Taken to the Cleaners: A Case Study of the Overregulation of American Small Business

December 22, 1993 • Policy Analysis No. 200
By Jonathan H. Adler

In today’s regulatory environment, it is becoming increasingly difficult to maintain a small business; it is even more difficult to start one. The plight of local dry cleaners is indicative of that trend. Opening a new dry‐​cleaning shop can require filling out and complying with 100 forms and manuals. Environmental and other regulation can increase start‐​up costs as much as $138,700 and impose burdensome permitting and reporting requirements. The experience of the dry‐​cleaning industry with government regulation is indicative of the general concerns faced by today’s small business owners and entrepreneurs. Because of the important role of small businesses and entrepreneurship in the creation of jobs and economic opportunity, the present trend should be of great concern to policymakers.

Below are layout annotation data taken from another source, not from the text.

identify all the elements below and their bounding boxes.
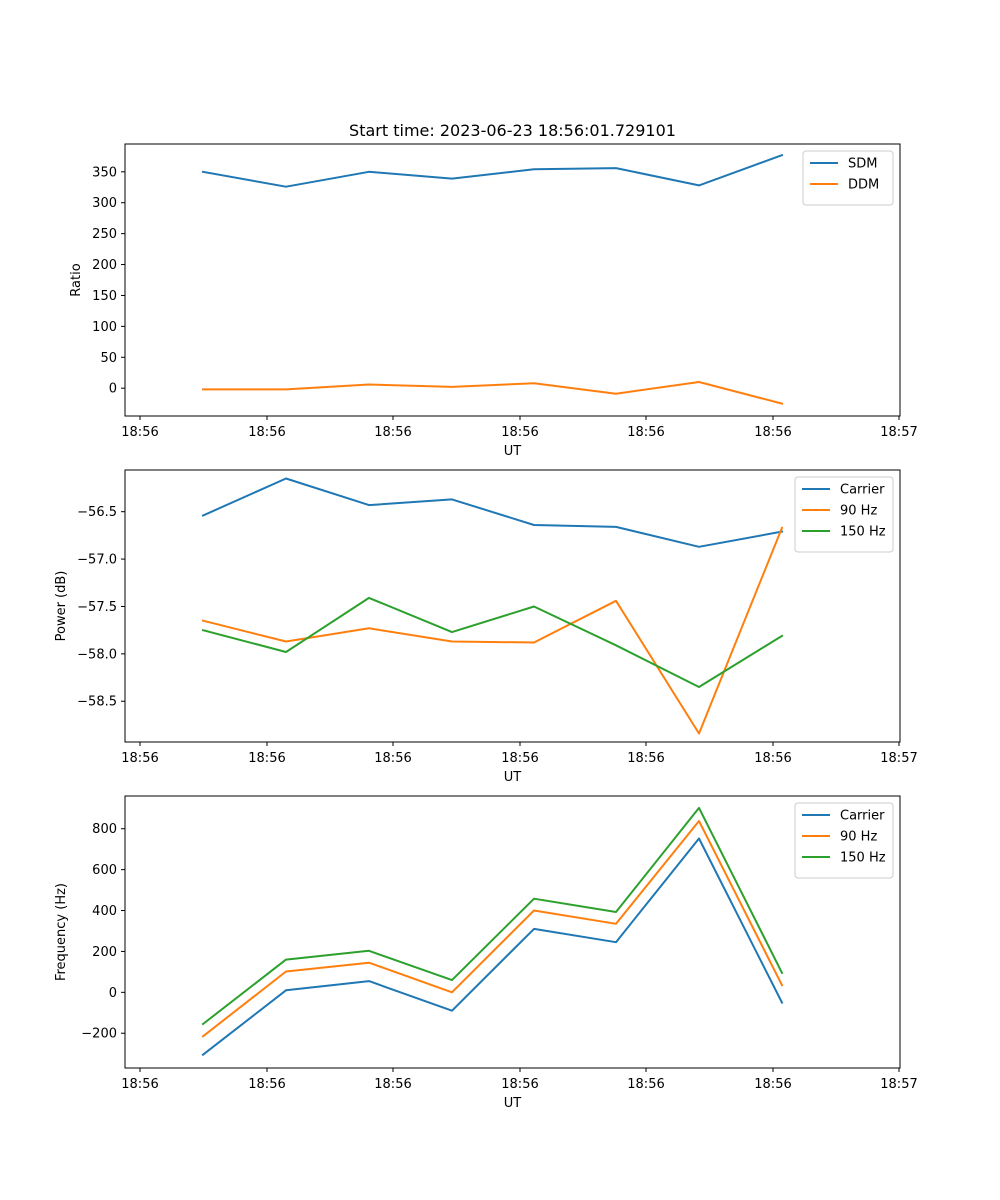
- y-tick-label: −57.5: [77, 600, 117, 615]
- x-tick-label: 18:56: [627, 751, 664, 766]
- legend: Carrier 90 Hz 150 Hz: [794, 802, 894, 879]
- y-tick-label: 250: [92, 227, 117, 242]
- y-tick-label: 800: [92, 822, 117, 837]
- legend-box: [794, 802, 894, 879]
- x-tick-label: 18:56: [501, 751, 538, 766]
- x-tick-label: 18:57: [880, 1077, 917, 1092]
- x-tick-label: 18:56: [501, 425, 538, 440]
- chart-title: Start time: 2023-06-23 18:56:01.729101: [349, 121, 676, 140]
- series-line-ddm: [202, 381, 784, 405]
- axes-frame: [124, 143, 901, 417]
- x-tick-label: 18:56: [501, 1077, 538, 1092]
- series-line-90-hz: [201, 820, 784, 1038]
- x-tick-label: 18:56: [754, 1077, 791, 1092]
- y-tick-label: 150: [92, 289, 117, 304]
- y-tick-label: 100: [92, 320, 117, 335]
- y-tick-label: −56.5: [77, 505, 117, 520]
- series-line-150-hz: [201, 596, 784, 688]
- legend-box: [794, 476, 894, 553]
- x-tick-label: 18:56: [627, 1077, 664, 1092]
- x-tick-label: 18:57: [880, 751, 917, 766]
- legend-label: 150 Hz: [840, 525, 886, 540]
- x-tick-label: 18:56: [627, 425, 664, 440]
- y-tick-label: 600: [92, 863, 117, 878]
- x-tick-label: 18:56: [248, 1077, 285, 1092]
- x-tick-label: 18:56: [121, 425, 158, 440]
- y-tick-label: 300: [92, 196, 117, 211]
- legend-box: [802, 150, 894, 206]
- legend-label: 90 Hz: [840, 830, 877, 845]
- y-tick-label: 350: [92, 165, 117, 180]
- y-axis-label: Power (dB): [54, 571, 69, 642]
- x-tick-label: 18:56: [248, 751, 285, 766]
- legend: SDM DDM: [802, 150, 894, 206]
- series-line-sdm: [201, 153, 784, 188]
- y-tick-label: 200: [92, 258, 117, 273]
- x-tick-label: 18:56: [754, 425, 791, 440]
- y-tick-label: 200: [92, 945, 117, 960]
- legend-label: DDM: [848, 178, 879, 193]
- chart-panel-3: −200 0 200 400 600 800 18:56 18:56 18:56 18:56 18:…: [54, 795, 918, 1111]
- series-line-150-hz: [201, 806, 784, 1026]
- y-tick-label: 50: [100, 351, 117, 366]
- x-tick-label: 18:56: [248, 425, 285, 440]
- x-tick-label: 18:56: [374, 1077, 411, 1092]
- series-line-carrier: [201, 837, 784, 1057]
- x-tick-label: 18:56: [754, 751, 791, 766]
- legend-label: Carrier: [840, 483, 885, 498]
- y-tick-label: −200: [81, 1027, 117, 1042]
- x-axis-label: UT: [504, 444, 522, 459]
- legend-label: SDM: [848, 157, 877, 172]
- legend: Carrier 90 Hz 150 Hz: [794, 476, 894, 553]
- axes-frame: [124, 469, 901, 743]
- x-axis-label: UT: [504, 770, 522, 785]
- y-tick-label: −58.5: [77, 695, 117, 710]
- x-tick-label: 18:57: [880, 425, 917, 440]
- y-tick-label: 0: [109, 382, 117, 397]
- y-tick-label: 0: [109, 986, 117, 1001]
- y-axis-label: Ratio: [69, 263, 84, 296]
- legend-label: Carrier: [840, 809, 885, 824]
- x-tick-label: 18:56: [121, 751, 158, 766]
- series-line-carrier: [201, 477, 784, 548]
- x-tick-label: 18:56: [374, 751, 411, 766]
- legend-label: 90 Hz: [840, 504, 877, 519]
- chart-panel-1: Start time: 2023-06-23 18:56:01.729101 0 5…: [69, 121, 918, 459]
- legend-label: 150 Hz: [840, 851, 886, 866]
- x-tick-label: 18:56: [121, 1077, 158, 1092]
- y-axis-label: Frequency (Hz): [54, 883, 69, 981]
- y-tick-label: 400: [92, 904, 117, 919]
- series-line-90-hz: [201, 526, 784, 735]
- x-axis-label: UT: [504, 1096, 522, 1111]
- chart-panel-2: −56.5 −57.0 −57.5 −58.0 −58.5 18:56 18:56 18:56…: [54, 469, 918, 785]
- x-tick-label: 18:56: [374, 425, 411, 440]
- y-tick-label: −57.0: [77, 553, 117, 568]
- y-tick-label: −58.0: [77, 647, 117, 662]
- axes-frame: [124, 795, 901, 1069]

Many of the regulations affecting dry cleaners were promulgated to control the use of perchloroethylene (perc), the dominant dry‐​cleaning solvent in use today. Regulations cover workplace exposure to perc as well as its potential release to the air. When perc residues are discarded, they must be handled as hazardous wastes. Many of the regulations impose significant costs for minimal benefits.

In addition, dry cleaners must comply with a raft of occupational health and safety regulations, including regulations governing potential exposure to HIV and other blood‐​borne pathogens. Dry cleaners also face the specter of sudden inspection by regulatory agents. Today many dry cleaners are also finding themselves liable for the multi‐​million‐ dollar costs of cleaning up groundwater contamination that they may not have caused. The net effect of many of the regulatory requirements is that more dry cleaners close their doors and fewer are established to take their place.